How to track your carbon offset impact
Offsetting is only meaningful if you can prove it happened. Here's what to track — and what real transparency looks like.
What to track
- Tonnes retired. The actual CO₂e taken off the table on your behalf — the headline number.
- Projects funded. Which specific projects your money went to, and in what proportion.
- Retirement records. Registry serial numbers proving each credit was used once and only once.
- Over time. Cumulative impact as your subscription funds more each month.
The gold standard: retirement certificates
When a carbon credit is used, it's "retired" on a public registry so it can never be sold again.

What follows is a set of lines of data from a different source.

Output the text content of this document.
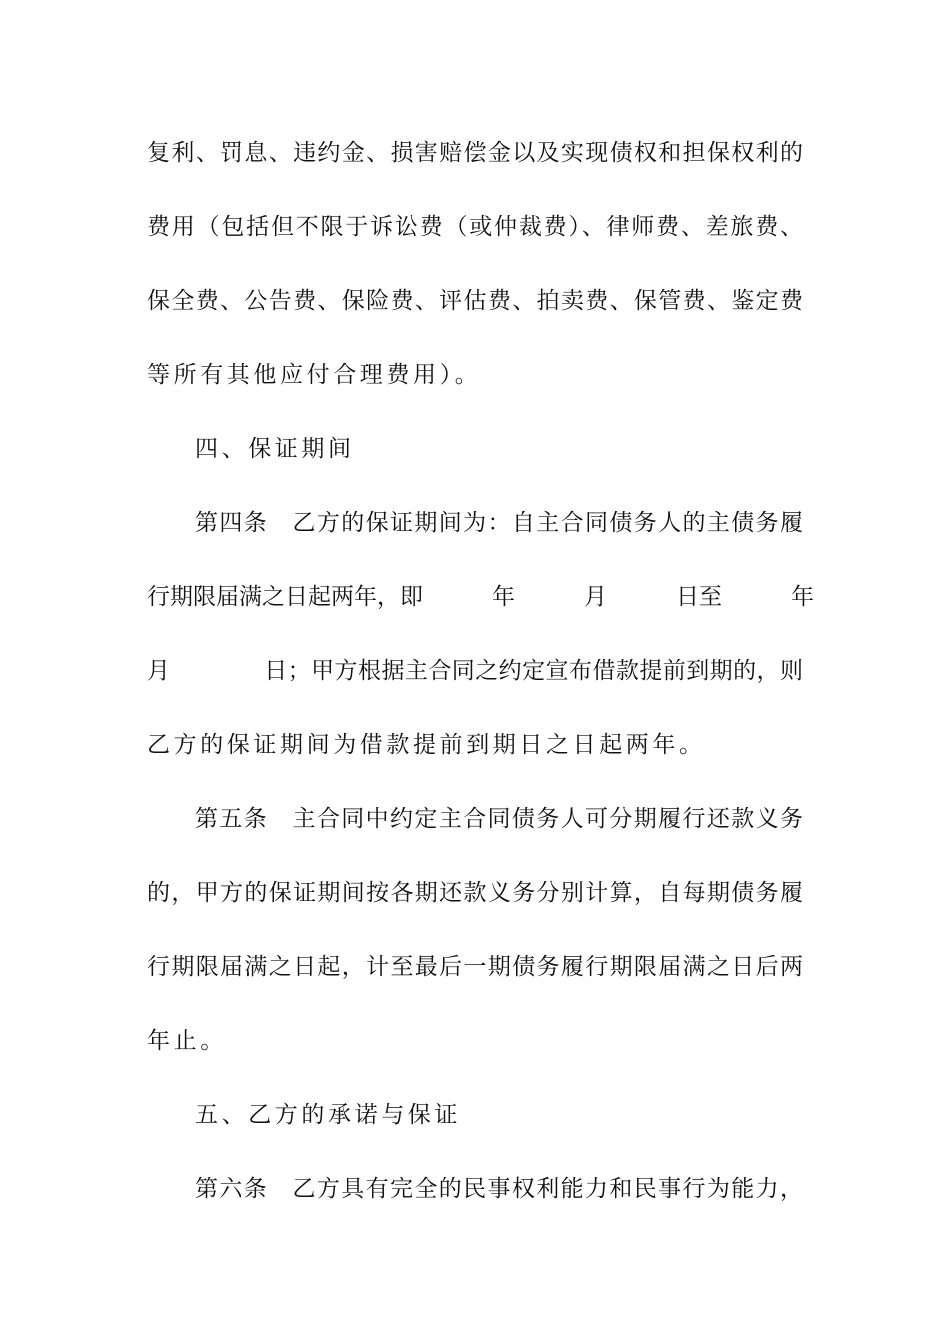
复利、罚息、违约金、损害赔偿金以及实现债权和担保权利的
费用（包括但不限于诉讼费（或仲裁费）、律师费、差旅费、
保全费、公告费、保险费、评估费、拍卖费、保管费、鉴定费
等所有其他应付合理费用）。
四、保证期间
第四条　乙方的保证期间为：自主合同债务人的主债务履
行期限届满之日起两年，即　　　年　　　月　　　日至　　　年
月　　　　日；甲方根据主合同之约定宣布借款提前到期的，则
乙方的保证期间为借款提前到期日之日起两年。
第五条　主合同中约定主合同债务人可分期履行还款义务
的，甲方的保证期间按各期还款义务分别计算，自每期债务履
行期限届满之日起，计至最后一期债务履行期限届满之日后两
年止。
五、乙方的承诺与保证
第六条　乙方具有完全的民事权利能力和民事行为能力，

A retirement certificate is your proof — it names the project, the tonnes, and the registry serial numbers. If a provider can't show you retirements, be skeptical.
How Carbon Shredder shows your impact
Your dashboard pulls straight from our fulfilment partner: total tonnes shredded, the projects your funding supported, and downloadable retirement certificates for every purchase. No vague claims — just receipts.
FAQ
What is a carbon credit retirement?
Retiring a credit permanently marks it as used on a public registry so it can't be resold or double-counted. It's the proof your offset is real.
How do I know my offset actually happened?
Look for a retirement certificate with the project name, tonnes, and registry serial numbers — not just a thank-you email.
Can I share my impact?
Yes — your dashboard gives you shareable impact figures and certificates you can show anyone.